La même chose s’applique au logement: d’une part, nous présentons le plan du «premier appartement» destiné à accueillir les gens de la rue et, d’autre part, nous limitons les prêts au logement. Enfin, s’agissant de la santé, nous pouvons nous féliciter de la combinaison à venir de l’assurance maladie complémentaire (CMUC) et de l’assistance complémentaire (ACS). Toutefois, les plans d’épargne pour l’aide médicale d’État (AME), qui permet aux migrants sans papiers de se faire soigner, suscitent des inquiétudes.

Que pensez-vous des discussions en cours sur la future activité de revenu universel (UAR)?

C.D .: Des consultations de qualité ont commencé. Son aboutissement aura lieu en 2020 et sa mise en œuvre aura lieu dès que possible en 2022. Le gouvernement prévoit de combiner un certain nombre de minima sociaux, notamment un RSA et un bonus d'activité.
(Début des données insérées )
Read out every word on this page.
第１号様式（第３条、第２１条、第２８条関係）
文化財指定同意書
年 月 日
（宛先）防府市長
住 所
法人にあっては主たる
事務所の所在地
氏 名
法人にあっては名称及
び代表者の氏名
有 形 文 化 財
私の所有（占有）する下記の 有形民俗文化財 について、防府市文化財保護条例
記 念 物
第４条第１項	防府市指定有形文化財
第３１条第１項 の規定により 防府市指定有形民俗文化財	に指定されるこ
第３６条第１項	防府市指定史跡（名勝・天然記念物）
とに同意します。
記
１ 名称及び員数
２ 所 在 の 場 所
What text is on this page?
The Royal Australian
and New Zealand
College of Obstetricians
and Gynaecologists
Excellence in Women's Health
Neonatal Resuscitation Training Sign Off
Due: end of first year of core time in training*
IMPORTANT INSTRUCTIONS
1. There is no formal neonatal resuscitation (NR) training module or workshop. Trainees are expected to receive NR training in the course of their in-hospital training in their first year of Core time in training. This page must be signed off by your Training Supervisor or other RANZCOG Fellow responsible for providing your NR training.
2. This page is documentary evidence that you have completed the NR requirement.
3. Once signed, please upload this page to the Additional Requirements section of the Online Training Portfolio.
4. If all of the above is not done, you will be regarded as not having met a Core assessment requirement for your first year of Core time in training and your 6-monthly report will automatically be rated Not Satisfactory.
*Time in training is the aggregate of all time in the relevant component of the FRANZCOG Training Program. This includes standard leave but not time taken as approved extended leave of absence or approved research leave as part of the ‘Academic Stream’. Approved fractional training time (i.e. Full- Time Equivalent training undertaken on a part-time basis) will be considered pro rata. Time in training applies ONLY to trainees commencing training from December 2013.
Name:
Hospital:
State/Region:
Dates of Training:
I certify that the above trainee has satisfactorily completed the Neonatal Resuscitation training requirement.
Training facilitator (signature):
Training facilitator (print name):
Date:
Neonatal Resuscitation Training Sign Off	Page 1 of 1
Nous pensons que cela pourrait empêcher les personnes éligibles à l’aide de demander de l’aide et que d’autres pourraient subir une violation des droits d’un minimum à un autre.

Nous pensons que cette nouvelle RUA devrait être disponible pendant 18 ans, et non 25 ans en tant que RSA. Mais il doit également permettre une surestimation des valeurs minimales. De plus, pour nous, il ne peut y avoir de perdants à cause de cette réforme parmi les pauvres. Cela nécessitera des ressources supplémentaires.

Enfin, nous ne souhaitons pas que cette RUA soit combinée avec une allocation d’invalidité ou un âge minimum requis. Ni avec les allocations de logement. Nous refusons également d’exiger une indemnisation des bénéficiaires, par exemple dans le domaine du volontariat. Comme RSA, RUA doit être inconditionnel.